Sapience & Nonhumanity
(reposted from tumblr)
I view my level of sapience as something completely inhuman, rather than something inherently human, unlike the majority of orthohumans. But my focus on sapience makes me not feel like a therian at all, even if I have some feline instincts from who knows where, and despite my nonhuman phantom limbs of having digitigrade, clawed limbs.
And the older I get, the more focused I am on gaining back the knowledge I believe I forgot, through memories and noemata. So, being knowledgeable and having a lot of memories of things to fall back on gives me some species euphoria. Especially since I feel like I lost some of my intelligence being here. And the thought of losing even more knowledge and intelligence scares me.
(As a disclaimer, I know that intelligence is a very hard thing to measure and that there are different types of intelligence, but please bear with me. I am aware it's not a black and white sort of thing, where either something has intelligence or it does not.) Even though there are some things I intuitively understand as a concept, there are still things my brain has trouble understanding, primarily with things involving numbers. And it makes me feel dysphoric.
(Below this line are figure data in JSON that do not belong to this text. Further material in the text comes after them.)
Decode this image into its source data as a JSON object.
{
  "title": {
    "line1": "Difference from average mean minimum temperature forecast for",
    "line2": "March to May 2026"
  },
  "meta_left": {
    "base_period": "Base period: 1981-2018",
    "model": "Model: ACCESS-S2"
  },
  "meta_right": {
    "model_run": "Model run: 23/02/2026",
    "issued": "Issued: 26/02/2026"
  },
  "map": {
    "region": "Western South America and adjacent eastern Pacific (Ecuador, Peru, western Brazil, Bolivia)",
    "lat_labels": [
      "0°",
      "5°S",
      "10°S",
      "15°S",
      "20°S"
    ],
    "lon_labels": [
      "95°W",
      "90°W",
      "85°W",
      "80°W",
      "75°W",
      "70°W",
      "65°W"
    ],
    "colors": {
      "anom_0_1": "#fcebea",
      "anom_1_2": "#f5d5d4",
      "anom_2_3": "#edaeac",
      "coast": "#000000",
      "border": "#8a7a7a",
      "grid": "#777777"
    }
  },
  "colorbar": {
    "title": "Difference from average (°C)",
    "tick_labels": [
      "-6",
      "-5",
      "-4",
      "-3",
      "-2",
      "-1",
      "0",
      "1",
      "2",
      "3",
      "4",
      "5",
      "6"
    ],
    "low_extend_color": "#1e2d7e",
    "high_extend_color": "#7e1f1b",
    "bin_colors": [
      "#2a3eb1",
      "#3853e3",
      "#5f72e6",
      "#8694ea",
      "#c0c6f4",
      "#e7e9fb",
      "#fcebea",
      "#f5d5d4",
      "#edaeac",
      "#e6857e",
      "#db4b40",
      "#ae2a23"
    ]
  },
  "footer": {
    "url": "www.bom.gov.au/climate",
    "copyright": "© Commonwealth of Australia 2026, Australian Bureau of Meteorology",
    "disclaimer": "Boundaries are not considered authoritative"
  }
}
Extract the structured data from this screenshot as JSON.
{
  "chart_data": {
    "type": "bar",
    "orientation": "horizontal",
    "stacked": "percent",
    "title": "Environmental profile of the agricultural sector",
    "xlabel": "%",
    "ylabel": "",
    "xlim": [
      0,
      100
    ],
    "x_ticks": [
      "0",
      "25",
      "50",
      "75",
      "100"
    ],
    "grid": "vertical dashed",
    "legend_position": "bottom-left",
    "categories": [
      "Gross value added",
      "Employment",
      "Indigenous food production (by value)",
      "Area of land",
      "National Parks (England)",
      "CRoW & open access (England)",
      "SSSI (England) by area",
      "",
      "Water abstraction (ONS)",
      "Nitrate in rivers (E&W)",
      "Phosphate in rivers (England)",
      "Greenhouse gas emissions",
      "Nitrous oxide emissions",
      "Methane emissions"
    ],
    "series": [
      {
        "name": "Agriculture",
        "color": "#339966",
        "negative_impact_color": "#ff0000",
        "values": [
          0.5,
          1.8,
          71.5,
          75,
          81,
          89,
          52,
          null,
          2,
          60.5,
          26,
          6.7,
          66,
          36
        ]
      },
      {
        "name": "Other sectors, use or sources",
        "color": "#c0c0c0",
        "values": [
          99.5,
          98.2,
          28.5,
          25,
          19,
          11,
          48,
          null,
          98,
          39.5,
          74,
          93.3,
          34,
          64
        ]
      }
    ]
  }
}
I feel feral sometimes, but after thinking more about it, I now believe it's in more of an intelligent non-'animal' nonhuman, way. I suppose "alien" would fit the word well for others to understand what I mean. I think this is the major reason that I just don't feel like a therian anymore. I don't vibe with having unrestrained instincts, especially with instincts that do not include having a high level of sapience.
There's also the fact that animality is a social construct. Humans are objectively animals and fall under the kingdom animalia, but in society, they don't think of themselves as animals, and being called an animal often implies thoughtlessness and sheer instinct.
Coming from a species of arrogant aliens, I am trying really hard not to fall under that stereotype and am checking each sentence twice to make sure that it doesn't come across as rude or arrogant, because that is never my intention, especially when I'm talking about my own personal experiences that have solely to do with me and my existence in this place. I'd argue that even my species physically count as animals too, in the same way a sapient creature with certain traits that would fall under 'animal.' An autotrophic animal, but still an animal, even though different planets have different evolutionary pathways. I do sometimes joke around and call them plants, but nah, we aren't, really.